Il dibattito sull'IA con un nuovo contributo. Gianluigi Greco, coordinatore del Comitato presso la Presidenza del Consiglio per la strategia nazionale sull’IA, è intervenuto da Cosenza il 14 settembre 2026. La sua riflessione si inserisce nella discussione avviata da Dario Amodei, fondatore e CEO di Anthropic, che ha proposto di rallentare lo sviluppo dei modelli di IA più avanzati.

Greco ha definito l'idea di una pausa o di un rallentamento imposto allo sviluppo tecnologico come velleitaria.
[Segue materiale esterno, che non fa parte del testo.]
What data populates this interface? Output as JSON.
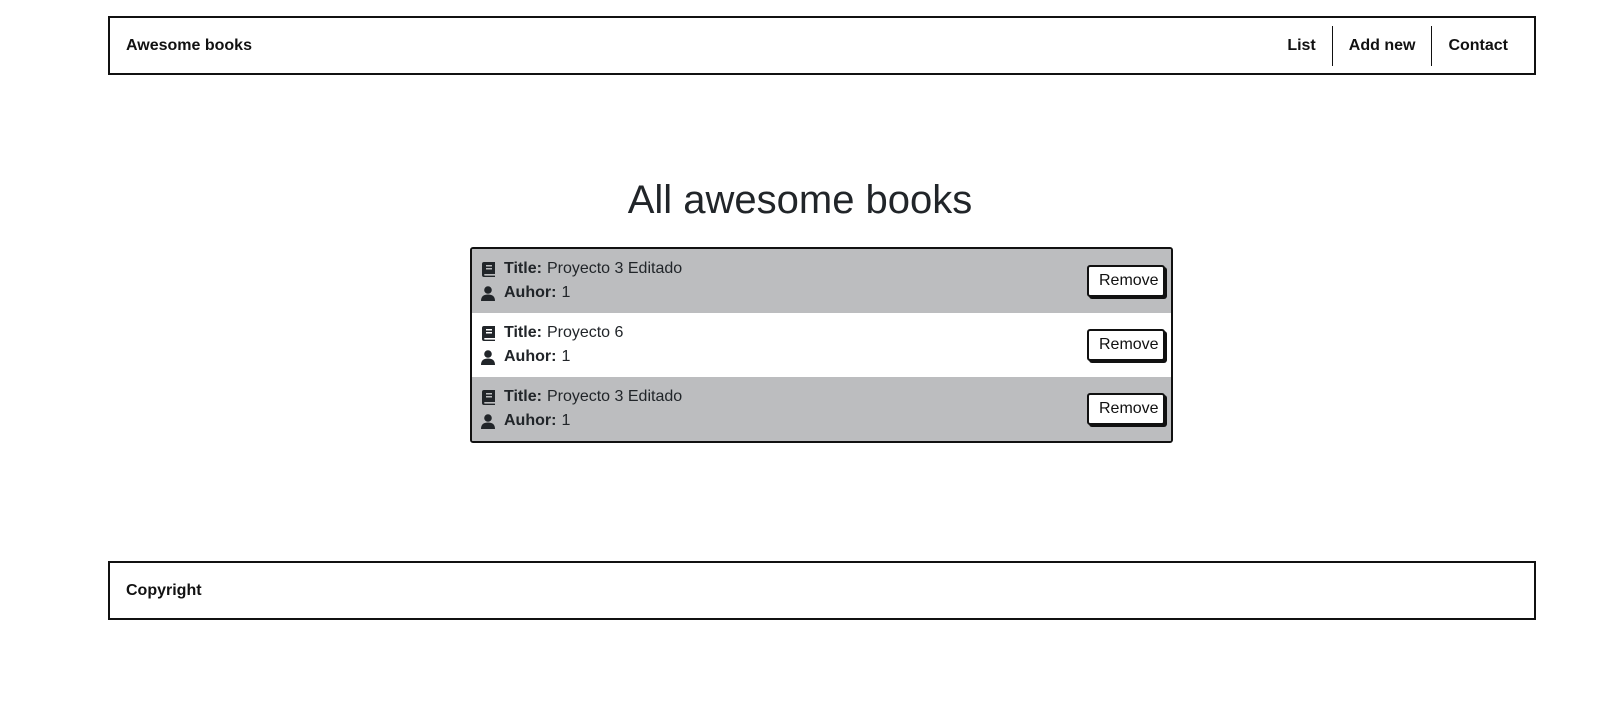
{
  "header": {
    "brand": "Awesome books",
    "nav": [
      {
        "label": "List"
      },
      {
        "label": "Add new"
      },
      {
        "label": "Contact"
      }
    ]
  },
  "main": {
    "title": "All awesome books",
    "title_label": "Title:",
    "author_label": "Auhor:",
    "remove_label": "Remove",
    "books": [
      {
        "title": "Proyecto 3 Editado",
        "author": "1"
      },
      {
        "title": "Proyecto 6",
        "author": "1"
      },
      {
        "title": "Proyecto 3 Editado",
        "author": "1"
      }
    ]
  },
  "footer": {
    "text": "Copyright"
  },
  "icons": {
    "book": "book-icon",
    "author": "user-icon"
  },
  "colors": {
    "row_shaded": "#bcbdbf",
    "row_plain": "#ffffff",
    "border": "#111111",
    "text": "#212529"
  }
}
Difficilmente praticabile nell'innovazione globale. L'appello di Amodei ha portato il tema dell'IA fuori dalla cerchia degli addetti ai lavori, nell'agenda pubblica.

Governare l'IA: la via delle garanzie

Il rettore dell’Università della Calabria e riconosciuto esperto di intelligenza artificiale, Gianluigi Greco, propone una strada alternativa al semplice rallentamento. La sua visione si concentra sulla necessità di governare attivamente il progresso dell'IA, indirizzandolo verso soluzioni che offrano maggiori garanzie in termini di sicurezza e affidabilità. Mira a bilanciare opportunità e rischi.

Elemento centrale della strategia di Greco è la valorizzazione dei modelli ad architettura aperta e dei sistemi open weight. Questi promuovono una maggiore trasparenza, per esaminare il funzionamento, identificare vulnerabilità e rafforzare la sicurezza. Per affrontare le sfide, Greco sottolinea l'importanza di implementare verifiche indipendenti, stabilire regole chiare e promuovere la diffusione di competenze specialistiche.

Essenziale per uno sviluppo etico e controllato.

Contesto europeo e l'appello di Amodei

La posizione di Greco trova riscontro nel percorso già intrapreso dall'Europa, leader nell'orientare l'IA verso regole e garanzie. Una convergenza internazionale è cruciale per standard globali e implicazioni geopolitiche dell'IA.

L'intervento di Greco si inserisce nel contesto dell'appello lanciato il 12 settembre 2026 da Dario Amodei. Il CEO di Anthropic non chiedeva di fermare la ricerca, ma di rallentare. Permettere a sicurezza e comprensione di evolvere con le capacità dei modelli. Il dibattito sottolinea l'urgenza di un equilibrio tra innovazione e responsabilità.